Cogimos el coche mi padre, mi madre y yo, y nos fuimos a Igualada. Cuando llegamos, nos informaron de que «está bien» significaba los dos brazos rotos y traumatismo craneal.
Cuando entramos en la habitación estaba consciente, en una cama metálica, al lado de una ventana. Me impactó mucho. Decidieron que se lo llevarían a Bellvitge para tratar-lo allí. Mientras mis padres se ocupaban de las gestiones prácticas, me quedé a solas con él. Entonces me hizo un gesto para que me acercara. «¿Qué pasa?», le pregunté. Me señaló una bolsa de basura que colgaba de la cama. «Allí está mi ropa. Me han desnudado. En el bolsillo pequeño del tejano hay un condón. Sácalo. No quiero que la mama lo vea». «Pero Dani…», traté de argumentar. «Sácalo». No había manera de convencerlo. Así que lo hice, rebusqué dentro de la bolsa hasta que lo encontré y me lo guardé en la cartera.
Todavía hoy me pregunto como podía importarle eso en su situación.

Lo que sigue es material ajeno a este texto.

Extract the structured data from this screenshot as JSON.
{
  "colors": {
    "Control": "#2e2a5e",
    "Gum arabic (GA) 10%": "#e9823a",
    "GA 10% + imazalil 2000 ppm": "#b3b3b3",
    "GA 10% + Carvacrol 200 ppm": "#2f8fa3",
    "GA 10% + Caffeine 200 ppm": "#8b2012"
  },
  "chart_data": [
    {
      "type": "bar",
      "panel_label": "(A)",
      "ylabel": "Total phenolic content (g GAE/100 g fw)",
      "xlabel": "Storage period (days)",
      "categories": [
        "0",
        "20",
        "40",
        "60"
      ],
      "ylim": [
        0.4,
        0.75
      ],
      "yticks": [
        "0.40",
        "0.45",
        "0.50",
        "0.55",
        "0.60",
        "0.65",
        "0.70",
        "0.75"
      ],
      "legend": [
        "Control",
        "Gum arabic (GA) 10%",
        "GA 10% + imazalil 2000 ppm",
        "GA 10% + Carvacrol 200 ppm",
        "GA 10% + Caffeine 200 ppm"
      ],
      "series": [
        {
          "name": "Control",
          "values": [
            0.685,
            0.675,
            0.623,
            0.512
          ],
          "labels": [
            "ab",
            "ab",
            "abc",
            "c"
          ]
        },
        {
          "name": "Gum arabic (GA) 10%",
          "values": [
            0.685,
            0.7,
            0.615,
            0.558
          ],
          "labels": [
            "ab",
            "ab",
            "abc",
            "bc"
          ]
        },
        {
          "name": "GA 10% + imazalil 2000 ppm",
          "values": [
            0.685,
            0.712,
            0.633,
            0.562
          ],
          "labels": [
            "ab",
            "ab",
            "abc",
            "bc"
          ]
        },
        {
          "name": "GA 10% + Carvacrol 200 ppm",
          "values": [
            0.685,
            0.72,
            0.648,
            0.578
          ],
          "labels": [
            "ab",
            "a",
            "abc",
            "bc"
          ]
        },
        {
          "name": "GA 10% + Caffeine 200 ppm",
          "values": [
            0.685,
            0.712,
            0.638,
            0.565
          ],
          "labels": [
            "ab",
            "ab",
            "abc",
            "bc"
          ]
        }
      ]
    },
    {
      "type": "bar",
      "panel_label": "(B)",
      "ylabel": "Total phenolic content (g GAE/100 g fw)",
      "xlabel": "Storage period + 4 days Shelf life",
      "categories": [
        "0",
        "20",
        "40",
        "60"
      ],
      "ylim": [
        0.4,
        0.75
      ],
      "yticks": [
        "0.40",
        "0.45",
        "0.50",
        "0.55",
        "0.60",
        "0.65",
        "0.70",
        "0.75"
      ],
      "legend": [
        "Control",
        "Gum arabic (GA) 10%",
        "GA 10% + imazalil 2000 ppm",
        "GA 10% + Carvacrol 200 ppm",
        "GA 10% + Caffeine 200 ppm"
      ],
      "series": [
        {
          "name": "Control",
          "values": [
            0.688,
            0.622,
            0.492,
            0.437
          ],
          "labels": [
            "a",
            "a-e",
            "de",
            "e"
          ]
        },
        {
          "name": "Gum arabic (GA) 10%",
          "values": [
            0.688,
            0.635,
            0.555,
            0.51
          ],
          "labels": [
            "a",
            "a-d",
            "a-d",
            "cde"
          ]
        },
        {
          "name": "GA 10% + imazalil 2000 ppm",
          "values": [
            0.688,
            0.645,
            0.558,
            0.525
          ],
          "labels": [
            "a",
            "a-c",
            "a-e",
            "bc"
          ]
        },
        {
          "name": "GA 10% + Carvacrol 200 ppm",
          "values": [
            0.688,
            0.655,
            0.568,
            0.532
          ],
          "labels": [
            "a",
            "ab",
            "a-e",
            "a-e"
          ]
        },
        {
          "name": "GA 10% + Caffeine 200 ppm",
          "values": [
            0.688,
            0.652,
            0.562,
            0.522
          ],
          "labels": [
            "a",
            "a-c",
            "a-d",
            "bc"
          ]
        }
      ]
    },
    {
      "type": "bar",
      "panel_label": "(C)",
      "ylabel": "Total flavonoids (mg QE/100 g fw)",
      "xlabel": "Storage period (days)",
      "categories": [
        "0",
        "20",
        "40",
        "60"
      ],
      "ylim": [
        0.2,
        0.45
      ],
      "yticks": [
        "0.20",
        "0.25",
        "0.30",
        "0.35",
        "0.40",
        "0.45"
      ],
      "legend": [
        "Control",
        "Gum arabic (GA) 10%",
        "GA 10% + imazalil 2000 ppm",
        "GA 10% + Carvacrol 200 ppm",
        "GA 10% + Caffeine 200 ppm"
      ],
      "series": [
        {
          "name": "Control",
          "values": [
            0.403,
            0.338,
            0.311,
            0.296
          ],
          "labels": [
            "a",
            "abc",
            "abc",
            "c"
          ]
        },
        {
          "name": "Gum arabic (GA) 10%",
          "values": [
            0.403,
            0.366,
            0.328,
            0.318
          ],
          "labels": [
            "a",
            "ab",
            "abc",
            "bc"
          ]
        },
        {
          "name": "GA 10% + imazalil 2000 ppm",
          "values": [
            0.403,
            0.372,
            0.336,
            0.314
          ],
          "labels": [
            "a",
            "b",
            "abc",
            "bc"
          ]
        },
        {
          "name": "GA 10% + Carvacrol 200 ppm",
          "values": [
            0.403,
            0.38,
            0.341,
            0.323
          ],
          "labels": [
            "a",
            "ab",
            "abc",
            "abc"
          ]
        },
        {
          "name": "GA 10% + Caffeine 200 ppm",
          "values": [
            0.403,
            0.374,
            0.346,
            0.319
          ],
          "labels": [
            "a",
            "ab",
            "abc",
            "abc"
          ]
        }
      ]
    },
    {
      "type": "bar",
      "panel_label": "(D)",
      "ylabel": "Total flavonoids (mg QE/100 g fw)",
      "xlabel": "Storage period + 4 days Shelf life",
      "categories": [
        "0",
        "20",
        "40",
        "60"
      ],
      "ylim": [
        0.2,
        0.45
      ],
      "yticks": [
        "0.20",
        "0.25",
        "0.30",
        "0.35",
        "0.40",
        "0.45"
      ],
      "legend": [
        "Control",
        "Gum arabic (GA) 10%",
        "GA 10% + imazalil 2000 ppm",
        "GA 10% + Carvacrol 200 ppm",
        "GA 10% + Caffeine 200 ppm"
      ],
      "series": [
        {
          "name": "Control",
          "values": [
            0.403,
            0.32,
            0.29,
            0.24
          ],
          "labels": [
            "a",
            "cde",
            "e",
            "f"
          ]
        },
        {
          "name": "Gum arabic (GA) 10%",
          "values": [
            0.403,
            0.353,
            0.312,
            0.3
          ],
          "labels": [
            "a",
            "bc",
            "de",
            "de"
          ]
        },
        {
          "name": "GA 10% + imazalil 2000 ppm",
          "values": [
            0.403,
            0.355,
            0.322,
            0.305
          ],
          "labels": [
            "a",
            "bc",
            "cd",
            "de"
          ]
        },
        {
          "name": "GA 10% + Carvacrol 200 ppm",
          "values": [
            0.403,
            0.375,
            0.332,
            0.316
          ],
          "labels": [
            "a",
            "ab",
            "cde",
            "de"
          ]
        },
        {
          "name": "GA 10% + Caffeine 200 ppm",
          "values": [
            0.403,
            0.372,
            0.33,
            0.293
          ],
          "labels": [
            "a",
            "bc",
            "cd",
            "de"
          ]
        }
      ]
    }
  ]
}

Cuando llegamos a Bellvitge, yo estaba destrozado y muy cansado, así que, después de que concluyeran que el traumatismo craneal no era peligroso, me fui un momento a la cafetería a tomar algo. Por el camino (la cafetería estaba fuera del edificio) un hombre me pidió fuego. Era de mediana edad, viejo, pensé. Cuando fui a sacar el mechero para encenderle el cigarro, el condón —no sé cómo— salió disparado y cayó a sus pies. Yo, rojo como un tomate, fui a recogerlo, deseando que el tipo no lo hubiera visto. Pero sí, lo había hecho, es más, estaba emocionado. Con voz trémula, me dijo: «Sí, sí, viva la vida, viva la vida. Eso es lo que tenéis que hacer lo jóvenes, follar, follar, follar. Follar mucho». Quiso abrazarme en un intento, creo, de tocar a alguien que todavía practica un vicio prohibido. Como el ex-fumador nostálgico, que se arrima al humo de los demás. Me escabullí como pude mientras el desconocido empezaba a llorar. A saber cuál era su drama.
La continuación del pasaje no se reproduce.